Theophrastus, born c. 371 BC, a Greek philosopher and successor to Aristotle, published numerous writings in his lifetime—among them, The Characters. The Characters is the first recorded attempt at systemic personality type writing. His book contains 30 brief descriptions of personality types that he saw as diverging from “good” conduct. Examples include the “Shameless Man,” defined as someone who neglects “reputation for the sake of base gain” or the “Avaricious Man,” a person with “excessive desire of base gain.”
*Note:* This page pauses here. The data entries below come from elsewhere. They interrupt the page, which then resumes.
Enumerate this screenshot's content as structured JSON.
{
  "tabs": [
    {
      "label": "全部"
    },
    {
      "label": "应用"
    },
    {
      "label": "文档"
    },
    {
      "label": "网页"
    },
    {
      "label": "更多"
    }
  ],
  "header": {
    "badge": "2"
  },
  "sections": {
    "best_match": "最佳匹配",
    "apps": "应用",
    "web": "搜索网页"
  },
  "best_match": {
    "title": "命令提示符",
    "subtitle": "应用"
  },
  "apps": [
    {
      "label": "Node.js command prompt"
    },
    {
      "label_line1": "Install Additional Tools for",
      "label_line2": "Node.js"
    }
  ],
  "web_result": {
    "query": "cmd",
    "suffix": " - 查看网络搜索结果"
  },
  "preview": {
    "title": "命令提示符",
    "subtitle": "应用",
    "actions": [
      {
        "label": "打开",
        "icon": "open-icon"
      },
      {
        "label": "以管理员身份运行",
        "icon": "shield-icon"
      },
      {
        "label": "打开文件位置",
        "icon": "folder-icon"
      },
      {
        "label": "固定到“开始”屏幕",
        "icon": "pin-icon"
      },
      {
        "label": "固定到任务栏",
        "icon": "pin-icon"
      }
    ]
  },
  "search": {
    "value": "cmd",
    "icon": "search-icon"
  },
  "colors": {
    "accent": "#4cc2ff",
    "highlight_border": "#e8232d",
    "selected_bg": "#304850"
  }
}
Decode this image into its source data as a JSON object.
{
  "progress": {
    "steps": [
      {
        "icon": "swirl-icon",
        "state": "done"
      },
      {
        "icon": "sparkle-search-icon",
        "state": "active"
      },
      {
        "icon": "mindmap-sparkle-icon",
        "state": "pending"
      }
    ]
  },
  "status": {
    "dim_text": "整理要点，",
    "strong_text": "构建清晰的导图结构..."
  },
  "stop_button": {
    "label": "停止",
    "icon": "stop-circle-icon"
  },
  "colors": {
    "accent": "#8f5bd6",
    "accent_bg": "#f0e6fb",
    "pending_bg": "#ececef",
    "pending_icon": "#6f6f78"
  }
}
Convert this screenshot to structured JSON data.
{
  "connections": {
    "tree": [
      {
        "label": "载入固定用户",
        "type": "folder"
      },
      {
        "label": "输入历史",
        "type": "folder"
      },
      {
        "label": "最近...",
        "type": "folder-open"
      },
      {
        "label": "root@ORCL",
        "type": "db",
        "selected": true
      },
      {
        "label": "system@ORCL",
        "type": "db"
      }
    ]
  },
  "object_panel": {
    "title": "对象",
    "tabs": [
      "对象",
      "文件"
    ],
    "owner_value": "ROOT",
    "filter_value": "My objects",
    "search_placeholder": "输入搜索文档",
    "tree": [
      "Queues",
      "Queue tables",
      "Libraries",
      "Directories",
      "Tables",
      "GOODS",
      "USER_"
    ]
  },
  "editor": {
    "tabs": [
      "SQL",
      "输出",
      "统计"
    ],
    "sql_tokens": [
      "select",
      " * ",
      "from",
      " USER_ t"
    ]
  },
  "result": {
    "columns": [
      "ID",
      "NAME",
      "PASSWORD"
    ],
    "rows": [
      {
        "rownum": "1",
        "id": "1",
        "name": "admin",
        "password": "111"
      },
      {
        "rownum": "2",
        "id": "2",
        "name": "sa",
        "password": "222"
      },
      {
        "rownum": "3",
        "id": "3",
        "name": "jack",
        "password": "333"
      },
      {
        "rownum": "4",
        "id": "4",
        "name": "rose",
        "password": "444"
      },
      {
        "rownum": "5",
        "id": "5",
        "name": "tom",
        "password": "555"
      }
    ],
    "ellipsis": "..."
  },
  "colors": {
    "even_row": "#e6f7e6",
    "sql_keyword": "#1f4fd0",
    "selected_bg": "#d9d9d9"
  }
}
In a 2013 article in Dialogues in Clinical Neuroscience, Mar-Antoine Crocq analyzes the major historical milestones in the study of abnormal personality beginning with Theophrastus. Crocq makes the case that Theophrastus hit upon the notion that personality is a fixed pattern of reacting to various life circumstances—consistent with the DSM’s definition of personality disorders. Crocq also demonstrates how Theophrastus identified both personality disorders and components of them that we still use today: “For instance, the ‘Suspicious Man,’ is analogous to today’s paranoid personality… The ‘Thankless Man…’ is presenting traits that might be qualified today as anhedonia, resentfulness, and negativism.” I’d personally argue that an early definition of BPD might be found in Theophrastus’ “Reckless Man,” who he defines as a person with a “tolerance of shame in word and deed.”
Recommended Reading
The Borderline Personality Disorder Workbook: An Integrative Program to Understand and Manage Your BPD
By: Daniel J. Fox
The Borderline Personality Disorder Workbook is an excellent resource for those seeking to better understand their BPD. The workbook takes an integrative and tailored approach to treating BPD by helping its readers identify their unique symptoms, emotional triggers, and personal motivators for positive change. I would recommend coming to this book with a least a cursory understanding of BPD and treatments like dialectical behaviour therapy (DBT), acceptance and commitment therapy (ACT), cognitive behavioural therapy (CBT), and interpersonal therapy as navigating the first few chapters without them might be a little overwhelming.